Ausgabe Juli 1994

Volk und Gesellschaftsvertrag bei Jean-Jacques Rousseau

Ingeborg Maus entwickelt in ihrem Artikel „'Volk' und 'Nation' im Denken der Aufklärung" („Blätter", 5/1994, S. 602 ff., d. Red.) eine außerordentlich sympathische und freiheitliche Interpretation der Demokratieauffassung von Jean-Jacques Rousseau. Sie verwirft zu Recht die nicht erst von Jean-Francois Lyotard, sondern schon von Talmon vorgenommene Kritik an Rousseau und Kant, die „postmodern" die „republikanische Identitätsbildung" als freiheitsfeindlich verurteilen. Im Interesse ihrer Interpretation sieht sie aber von mehr als einem zentralen Gesichtspunkt der Rousseauschen Gesellschaftstheorie ab, um sie für die von ihr propagierte offene Konzeption der Volkssouveränität vereinnahmen zu können. Auf diese Weise muß sie notwendigerweise auch die Jakobinerherrschaft mit ihrer Tugenddiktatur als akzidentell verharmlosen, um allein den progressiven Text der Verfassung von 1793 für rousseauistisch zu deklarieren.

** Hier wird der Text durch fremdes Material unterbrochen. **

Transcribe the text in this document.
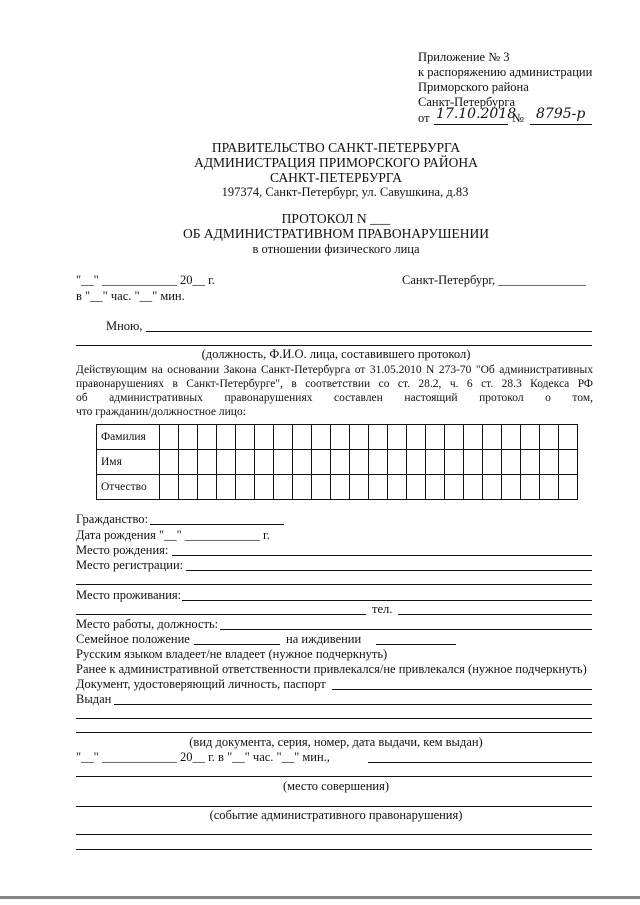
Приложение № 3
к распоряжению администрации
Приморского района
Санкт-Петербурга
от 17.10.2018
№ 8795-р
ПРАВИТЕЛЬСТВО САНКТ-ПЕТЕРБУРГА
АДМИНИСТРАЦИЯ ПРИМОРСКОГО РАЙОНА
САНКТ-ПЕТЕРБУРГА
197374, Санкт-Петербург, ул. Савушкина, д.83
ПРОТОКОЛ N ___
ОБ АДМИНИСТРАТИВНОМ ПРАВОНАРУШЕНИИ
в отношении физического лица
"__" ____________ 20__ г.	Санкт-Петербург, ______________
в "__" час. "__" мин.
Мною,
(должность, Ф.И.О. лица, составившего протокол)
Действующим на основании Закона Санкт-Петербурга от 31.05.2010 N 273-70 "Об административных
правонарушениях в Санкт-Петербурге", в соответствии со ст. 28.2, ч. 6 ст. 28.3 Кодекса РФ
об административных правонарушениях составлен настоящий протокол о том,
что гражданин/должностное лицо:
Фамилия																						
Имя																						
Отчество																						
Гражданство:
Дата рождения "__" ____________ г.
Место рождения:
Место регистрации:
Место проживания:
тел.
Место работы, должность:
Семейное положение	на иждивении
Русским языком владеет/не владеет (нужное подчеркнуть)
Ранее к административной ответственности привлекался/не привлекался (нужное подчеркнуть)
Документ, удостоверяющий личность, паспорт
Выдан
(вид документа, серия, номер, дата выдачи, кем выдан)
"__" ____________ 20__ г. в "__" час. "__" мин.,
(место совершения)
(событие административного правонарушения)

Das zentrale Mißverständnis, dem Rousseaus Contrat Social nicht nur bei Frau Maus unterhegt, besteht in der Annahme, es handele sich hier um eine Konstruktion, die für jede Konstituierung einer demokratischen Nation verwendbar sein soll. Im Contrat Social selbst hat aber Rousseau ausdrücklich wiederholt, daß eine republikanische Konstitution nur unter bestimmten historischen Bedingungen möglich ist, die z.B.